BioMed Research International

Research Article

Etiological Analysis of Neurodevelopmental Disabilities: Single-Center Eight-Year Clinical Experience in South China

Table 4

Feature of etiology distribution in the patients with IEMs in Table 3.
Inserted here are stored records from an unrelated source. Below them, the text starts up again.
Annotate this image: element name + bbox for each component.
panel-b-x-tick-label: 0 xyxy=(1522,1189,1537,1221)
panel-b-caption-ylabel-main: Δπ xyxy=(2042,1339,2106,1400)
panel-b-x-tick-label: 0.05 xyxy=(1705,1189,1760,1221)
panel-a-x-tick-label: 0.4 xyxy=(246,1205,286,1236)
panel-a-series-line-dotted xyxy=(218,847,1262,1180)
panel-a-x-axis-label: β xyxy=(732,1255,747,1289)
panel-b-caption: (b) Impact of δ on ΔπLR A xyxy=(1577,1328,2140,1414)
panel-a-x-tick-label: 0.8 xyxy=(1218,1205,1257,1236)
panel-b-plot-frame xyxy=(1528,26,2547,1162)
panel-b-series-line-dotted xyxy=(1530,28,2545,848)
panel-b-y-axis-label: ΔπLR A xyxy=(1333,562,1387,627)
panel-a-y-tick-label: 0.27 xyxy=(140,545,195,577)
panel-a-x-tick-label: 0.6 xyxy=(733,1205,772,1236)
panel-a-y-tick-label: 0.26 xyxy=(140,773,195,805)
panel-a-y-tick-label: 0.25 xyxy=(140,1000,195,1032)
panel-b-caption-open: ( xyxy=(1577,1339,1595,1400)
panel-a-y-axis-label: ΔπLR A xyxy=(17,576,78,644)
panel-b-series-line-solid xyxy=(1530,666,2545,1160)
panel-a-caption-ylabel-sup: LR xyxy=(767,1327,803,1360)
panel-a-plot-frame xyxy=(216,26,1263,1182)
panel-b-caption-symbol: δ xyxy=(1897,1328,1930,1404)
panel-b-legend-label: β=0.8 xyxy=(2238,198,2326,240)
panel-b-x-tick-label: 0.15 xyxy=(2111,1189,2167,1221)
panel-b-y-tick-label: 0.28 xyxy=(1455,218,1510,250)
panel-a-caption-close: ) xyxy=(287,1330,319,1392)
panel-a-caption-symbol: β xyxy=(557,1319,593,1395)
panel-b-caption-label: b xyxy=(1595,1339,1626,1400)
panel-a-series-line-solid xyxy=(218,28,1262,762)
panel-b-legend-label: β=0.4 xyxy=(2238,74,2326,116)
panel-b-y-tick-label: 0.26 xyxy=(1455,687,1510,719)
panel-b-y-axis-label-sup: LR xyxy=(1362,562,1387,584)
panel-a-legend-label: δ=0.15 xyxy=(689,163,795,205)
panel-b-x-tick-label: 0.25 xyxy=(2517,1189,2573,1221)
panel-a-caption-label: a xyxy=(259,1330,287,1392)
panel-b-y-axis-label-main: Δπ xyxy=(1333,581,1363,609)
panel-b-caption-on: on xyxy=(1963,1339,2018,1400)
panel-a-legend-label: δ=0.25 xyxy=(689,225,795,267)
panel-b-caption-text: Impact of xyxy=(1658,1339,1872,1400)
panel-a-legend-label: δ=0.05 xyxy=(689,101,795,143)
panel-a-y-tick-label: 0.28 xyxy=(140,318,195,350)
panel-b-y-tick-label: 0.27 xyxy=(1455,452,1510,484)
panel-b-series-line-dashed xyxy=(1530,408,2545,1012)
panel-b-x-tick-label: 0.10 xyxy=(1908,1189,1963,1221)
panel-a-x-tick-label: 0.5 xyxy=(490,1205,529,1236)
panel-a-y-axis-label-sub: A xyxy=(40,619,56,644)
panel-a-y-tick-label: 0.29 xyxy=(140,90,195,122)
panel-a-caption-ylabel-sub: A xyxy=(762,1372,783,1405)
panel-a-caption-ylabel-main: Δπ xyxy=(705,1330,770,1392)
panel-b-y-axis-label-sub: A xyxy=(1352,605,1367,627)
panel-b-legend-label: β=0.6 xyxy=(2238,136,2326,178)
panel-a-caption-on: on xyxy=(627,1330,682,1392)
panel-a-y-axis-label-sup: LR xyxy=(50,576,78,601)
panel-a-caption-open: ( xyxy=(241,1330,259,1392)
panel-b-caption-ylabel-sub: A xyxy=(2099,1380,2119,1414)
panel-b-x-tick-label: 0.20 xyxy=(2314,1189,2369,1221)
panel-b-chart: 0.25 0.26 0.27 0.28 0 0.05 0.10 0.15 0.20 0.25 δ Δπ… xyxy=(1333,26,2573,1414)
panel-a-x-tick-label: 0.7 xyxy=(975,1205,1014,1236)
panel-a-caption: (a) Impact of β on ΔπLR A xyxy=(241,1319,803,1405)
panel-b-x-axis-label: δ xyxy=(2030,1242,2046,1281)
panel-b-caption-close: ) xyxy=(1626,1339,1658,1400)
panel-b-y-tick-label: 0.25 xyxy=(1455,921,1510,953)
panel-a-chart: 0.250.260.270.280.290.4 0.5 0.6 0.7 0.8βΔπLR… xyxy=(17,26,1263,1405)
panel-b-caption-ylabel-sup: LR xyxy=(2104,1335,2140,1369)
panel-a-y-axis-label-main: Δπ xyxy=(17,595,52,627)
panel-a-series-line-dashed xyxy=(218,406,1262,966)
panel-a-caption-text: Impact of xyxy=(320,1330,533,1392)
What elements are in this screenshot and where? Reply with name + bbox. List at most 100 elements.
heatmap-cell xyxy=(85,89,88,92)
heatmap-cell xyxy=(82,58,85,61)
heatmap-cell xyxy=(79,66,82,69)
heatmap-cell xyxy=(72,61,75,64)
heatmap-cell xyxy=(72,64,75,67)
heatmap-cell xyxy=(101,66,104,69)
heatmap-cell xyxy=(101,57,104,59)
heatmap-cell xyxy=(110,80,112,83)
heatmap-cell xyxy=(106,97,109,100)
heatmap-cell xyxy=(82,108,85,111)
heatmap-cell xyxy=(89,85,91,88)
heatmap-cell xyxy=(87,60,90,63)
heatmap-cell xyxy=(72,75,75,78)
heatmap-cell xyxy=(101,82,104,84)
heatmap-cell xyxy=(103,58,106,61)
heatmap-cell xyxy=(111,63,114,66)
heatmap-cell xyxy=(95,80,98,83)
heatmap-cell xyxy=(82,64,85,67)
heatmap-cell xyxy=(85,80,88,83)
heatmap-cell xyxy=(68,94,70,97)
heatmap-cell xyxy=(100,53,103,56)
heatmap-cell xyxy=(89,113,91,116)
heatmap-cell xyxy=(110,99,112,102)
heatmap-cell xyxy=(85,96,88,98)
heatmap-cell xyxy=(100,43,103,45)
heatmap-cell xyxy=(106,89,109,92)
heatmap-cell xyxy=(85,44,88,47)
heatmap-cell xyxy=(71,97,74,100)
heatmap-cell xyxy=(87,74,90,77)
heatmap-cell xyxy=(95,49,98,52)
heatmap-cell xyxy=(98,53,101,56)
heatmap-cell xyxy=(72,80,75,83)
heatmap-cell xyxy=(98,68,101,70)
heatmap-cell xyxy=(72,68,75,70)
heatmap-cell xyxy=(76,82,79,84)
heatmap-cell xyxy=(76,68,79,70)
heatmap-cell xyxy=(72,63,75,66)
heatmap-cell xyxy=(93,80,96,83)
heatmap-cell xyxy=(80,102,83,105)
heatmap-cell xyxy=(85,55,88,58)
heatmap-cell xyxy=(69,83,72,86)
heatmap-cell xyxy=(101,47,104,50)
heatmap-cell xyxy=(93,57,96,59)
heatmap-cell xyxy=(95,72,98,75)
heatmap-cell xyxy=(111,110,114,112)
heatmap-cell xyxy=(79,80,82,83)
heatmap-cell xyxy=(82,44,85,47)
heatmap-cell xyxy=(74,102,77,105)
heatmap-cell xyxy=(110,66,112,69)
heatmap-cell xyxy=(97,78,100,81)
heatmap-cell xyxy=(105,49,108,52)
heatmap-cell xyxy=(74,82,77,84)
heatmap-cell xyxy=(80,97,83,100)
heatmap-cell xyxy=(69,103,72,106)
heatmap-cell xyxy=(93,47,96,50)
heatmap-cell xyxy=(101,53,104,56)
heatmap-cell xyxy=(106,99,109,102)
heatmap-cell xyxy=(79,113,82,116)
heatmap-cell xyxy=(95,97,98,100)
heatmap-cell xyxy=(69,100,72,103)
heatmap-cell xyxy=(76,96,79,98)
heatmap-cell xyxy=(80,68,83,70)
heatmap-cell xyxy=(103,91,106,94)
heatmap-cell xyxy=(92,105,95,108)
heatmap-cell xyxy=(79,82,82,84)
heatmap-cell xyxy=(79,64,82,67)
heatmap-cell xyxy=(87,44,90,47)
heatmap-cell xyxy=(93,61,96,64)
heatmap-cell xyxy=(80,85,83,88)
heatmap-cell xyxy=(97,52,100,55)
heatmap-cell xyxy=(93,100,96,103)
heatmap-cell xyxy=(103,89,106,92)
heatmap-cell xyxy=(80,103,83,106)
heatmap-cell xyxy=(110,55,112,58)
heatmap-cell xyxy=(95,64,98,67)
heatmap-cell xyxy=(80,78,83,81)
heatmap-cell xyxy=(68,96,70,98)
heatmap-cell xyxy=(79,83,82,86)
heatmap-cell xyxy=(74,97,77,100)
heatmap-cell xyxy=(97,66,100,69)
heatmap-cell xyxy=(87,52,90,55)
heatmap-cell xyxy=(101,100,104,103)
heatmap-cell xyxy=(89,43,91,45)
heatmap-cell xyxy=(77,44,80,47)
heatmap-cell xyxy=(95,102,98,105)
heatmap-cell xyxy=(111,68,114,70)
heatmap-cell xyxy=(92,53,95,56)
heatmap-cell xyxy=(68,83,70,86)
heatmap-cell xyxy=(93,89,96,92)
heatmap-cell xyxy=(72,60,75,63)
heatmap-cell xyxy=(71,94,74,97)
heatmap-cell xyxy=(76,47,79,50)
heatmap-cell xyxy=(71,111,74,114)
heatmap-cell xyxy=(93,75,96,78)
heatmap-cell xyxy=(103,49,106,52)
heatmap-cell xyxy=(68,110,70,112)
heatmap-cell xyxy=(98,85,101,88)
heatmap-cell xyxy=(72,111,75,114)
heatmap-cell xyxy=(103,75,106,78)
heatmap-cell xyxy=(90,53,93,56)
Categories	Diseases^∗	Cases	Major diagnostic evidences	Clinical outcomes

Disorders of Carbohydrate metabolism	Galactosemia	1	Clinical features including congenital cataract and leukodystrophy, and GC-MS analysis	Lost contact
Disorders of Carbohydrate metabolism	Fructosuria	2	GC-MS analysis	Both lost contact

Disorders of Amino acid metabolism	Phenylketonuria	7	GC-MS analysis in 6 cases, and PAH gene analysis in 1 case	Referred to local network of management and 2 died after treatment withdrawal
	Histidinemia	1	Repeated MS-MS analysis	Lost contact
	Hyperhomocysteinemia	2	Total plasma homocysteine levels and MS-MS analysis	1 died, and 1 stable without obvious clinical or biochemical improvement
	Pyroglutamic acidemia	1	GC-MS analysis	Lost contact
	Tyrosinemia type I	1	GC-MS and MS-MS findings	Died due to acute liver failure
	Hyperglycinemia	1	GC-MS and MS-MS analysis	Intractable seizures and behavioral problem
	Canavan’s disease	1	GC-MS analysis	Lost contact

Organic acidemia	Methylmalonic acidemia	11	GC-MS, MS-MS and MMACHC gene analysis, with 5 combined with hyperhomocysteinemia	5 died after withdrawal of treatment, 3 improved and 3 lost contact
	Maple syrup urine disease	2	GC-MS and MS-MS analysis	Both died
	Ethylmalonic acidemia	1	GC-MS analysis	Lost contact
	Propionic acidemia	3	GC-MS analysis	2 stable with episodic hyperammonemia, and 1 lost contact
	Glutaric acidemia type I	2	GC-MS and MS-MS analysis	1 lost contact and 1 stable
	Glutaric acidemia type II	1	GC-MS analysis	Stable
	2-hydroxyglutaric acidemia	1	GC-MS analysis	Lost contact
	4-hydroxybutyric aciduria	1	GC-MS and ALDH5A1 gene analysis	Stable but with seizure episodes
	Multiple carboxylase deficiency	4	GC-MS, biotinidase activity, and HLCS gene analysis	1 died, 3 recovered/improved clinically

Urea cycle disorders	OTCD	2	GC-MS and MS-MS analysis	Recovered clinically
	Hyperammonemia	4	Markedly increased serum ammonia levels, but with etiologies undetermined yet	All lost contact
	Citrin deficiency	2	SLC25A13 mutation analysis	1 died due to liver cirrhosis, 1 improved

Mitochondrial disease	Leigh syndrome	5	Clinical and imaging features, serum/CSF lactate levels, and electronic microscopy findings on muscle biopsy samples	3 died already, and the remaining 2 stable at follow-up

Lysosome storage diseases	Mucopolysaccharidosis type I	1	Typical clinical manifestations	Improved after bone marrow transplantation
Lysosome storage diseases	Mucopolysaccharidosis type II	2	Activity analysis of iduronate-2-sulphatase	Lost contact

Peroxisomal disorders	X-linked adrenoleukodystrophy	2	Clinical manifestations, CT/MRI findings, and MS-MS analysis of VLCFA	Both Died

Others	Glyceroluria	4	GC-MS analysis	1 died after severe infection, 3 lost contact
Others	3-aminoisobutyric aciduria	1	GC-MS analysis	Lost contact

^∗Some diseases have been reported in [6] as GC-MS screening results, and this list herein is the latest update of our findings, just focusing on the IEMs associated with NDDs.